Kobeissi Letter provided a detailed market analysis on “Trump’s $2000 per person tariff bonus,” estimating that over 85% of American adults would receive this payment, totaling over $400 billion. Meanwhile, U.S. debt has approached $40 trillion, making such large-scale stimulus payments highly impactful economically. Just as stimulus checks in 2021 significantly boosted consumption, one-off stimulus measures often lead to prolonged high inflation periods. After the last round of stimulus, U.S. inflation approached 10%.
This inflation concern is a core reason hawkish Fed officials oppose further rate cuts. If Trump’s $2000 bonus is actually implemented, it would inject massive liquidity into the economy, potentially reigniting inflation pressures. In such a scenario, the Fed might be forced to pause or even reverse rate cuts.
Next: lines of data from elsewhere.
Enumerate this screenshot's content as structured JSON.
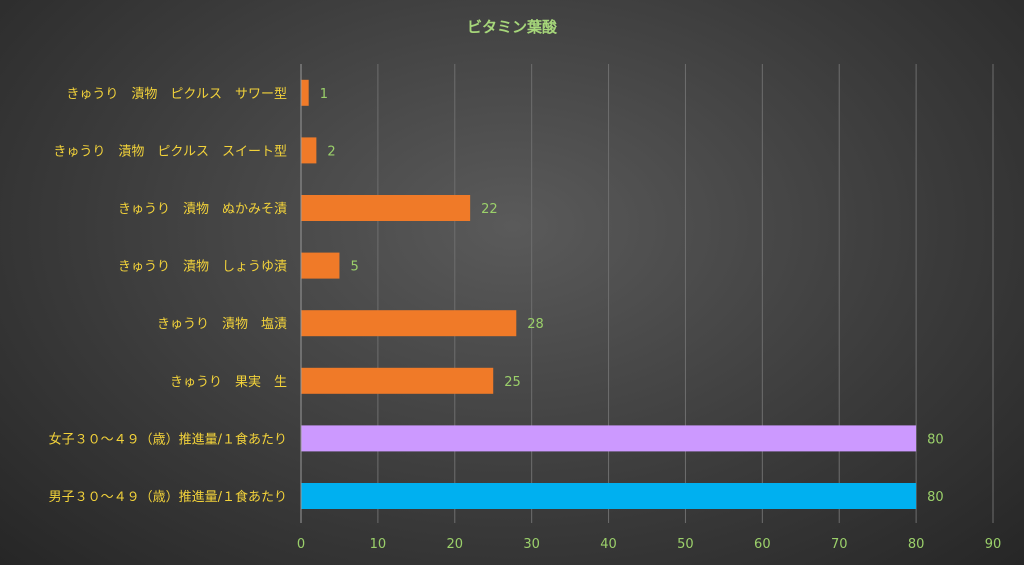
{
  "chart_data": {
    "type": "bar",
    "orientation": "horizontal",
    "title": "ビタミン葉酸",
    "categories": [
      "きゅうり　漬物　ピクルス　サワー型",
      "きゅうり　漬物　ピクルス　スイート型",
      "きゅうり　漬物　ぬかみそ漬",
      "きゅうり　漬物　しょうゆ漬",
      "きゅうり　漬物　塩漬",
      "きゅうり　果実　生",
      "女子３０～４９（歳）推進量/１食あたり",
      "男子３０～４９（歳）推進量/１食あたり"
    ],
    "values": [
      1,
      2,
      22,
      5,
      28,
      25,
      80,
      80
    ],
    "value_labels": [
      "1",
      "2",
      "22",
      "5",
      "28",
      "25",
      "80",
      "80"
    ],
    "bar_colors": [
      "#f07a28",
      "#f07a28",
      "#f07a28",
      "#f07a28",
      "#f07a28",
      "#f07a28",
      "#cc99ff",
      "#00b0f0"
    ],
    "xlim": [
      0,
      90
    ],
    "xticks": [
      0,
      10,
      20,
      30,
      40,
      50,
      60,
      70,
      80,
      90
    ],
    "xtick_labels": [
      "0",
      "10",
      "20",
      "30",
      "40",
      "50",
      "60",
      "70",
      "80",
      "90"
    ],
    "grid": true,
    "legend": "none"
  }
}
For Bitcoin, short-term large-scale fiscal stimulus could provide liquidity support, but if inflation spirals out of control, the Fed may be compelled to raise rates again, putting pressure on all risk assets, including Bitcoin.
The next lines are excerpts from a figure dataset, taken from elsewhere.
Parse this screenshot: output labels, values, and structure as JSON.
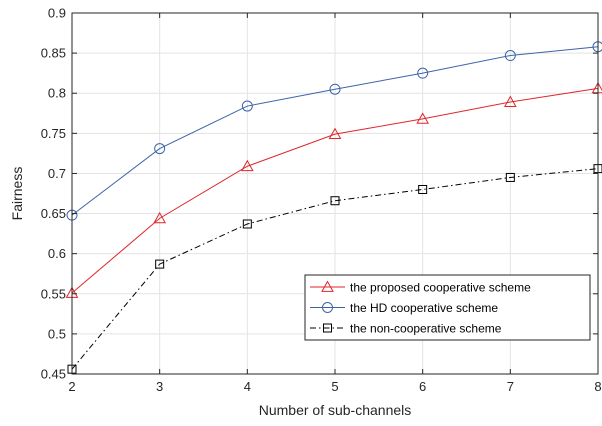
{
  "chart_data": {
    "type": "line",
    "title": "",
    "xlabel": "Number of sub-channels",
    "ylabel": "Fairness",
    "x": [
      2,
      3,
      4,
      5,
      6,
      7,
      8
    ],
    "xlim": [
      2,
      8
    ],
    "ylim": [
      0.45,
      0.9
    ],
    "xticks": [
      "2",
      "3",
      "4",
      "5",
      "6",
      "7",
      "8"
    ],
    "yticks": [
      "0.45",
      "0.5",
      "0.55",
      "0.6",
      "0.65",
      "0.7",
      "0.75",
      "0.8",
      "0.85",
      "0.9"
    ],
    "grid": true,
    "legend_position": "lower-right",
    "series": [
      {
        "name": "the proposed cooperative scheme",
        "values": [
          0.551,
          0.644,
          0.709,
          0.749,
          0.768,
          0.789,
          0.806
        ],
        "color": "#e0262b",
        "marker": "triangle",
        "linestyle": "solid"
      },
      {
        "name": "the HD cooperative scheme",
        "values": [
          0.648,
          0.731,
          0.784,
          0.805,
          0.825,
          0.847,
          0.858
        ],
        "color": "#3c64a8",
        "marker": "circle",
        "linestyle": "solid"
      },
      {
        "name": "the non-cooperative scheme",
        "values": [
          0.456,
          0.587,
          0.637,
          0.666,
          0.68,
          0.695,
          0.706
        ],
        "color": "#000000",
        "marker": "square",
        "linestyle": "dashdot"
      }
    ]
  }
}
Market analyst Anthony Pompliano said: “Stocks and Bitcoin only rise when stimulus measures are announced.” While this view simplifies the relationship, it does reflect the close link between asset prices and monetary policy in recent years.
Rate Cut Disagreements and the $100,000 Bitcoin Defense
On October 30, the Fed’s latest rate decision lowered the federal funds rate target range by 25 basis points to 3.75%-4%, in line with market expectations. This is the fifth rate cut since September 2024, totaling 125 basis points. The key reasons for this cut include slowing economic growth, easing inflation pressures, and preemptive policy positioning.
For Bitcoin, rate cuts are generally bullish. Lower rates reduce the opportunity cost of holding non-yielding assets, making Bitcoin more attractive relative to deposits and bonds. Additionally, rate cuts often weaken the dollar, and as a non-sovereign currency, Bitcoin tends to serve as a safe haven during dollar depreciation. However, internal disagreements within the Fed add uncertainty to this logic. If the December meeting unexpectedly pauses rate cuts, markets might interpret it as a policy shift, triggering risk asset sell-offs.
Bitcoin is currently facing a critical test at the $100,000 level. Technically, $100,000 is an important psychological and support level; losing it could trigger technical selling. On the capital side, Bitcoin ETFs have seen nearly $1 billion outflows in the past week, indicating institutional investors are reducing holdings amid policy uncertainty. However, the government shutdown ending will inject about $200 billion of liquidity, and combined with potential rate cuts and Trump’s stimulus policies, Bitcoin could receive multiple bullish supports.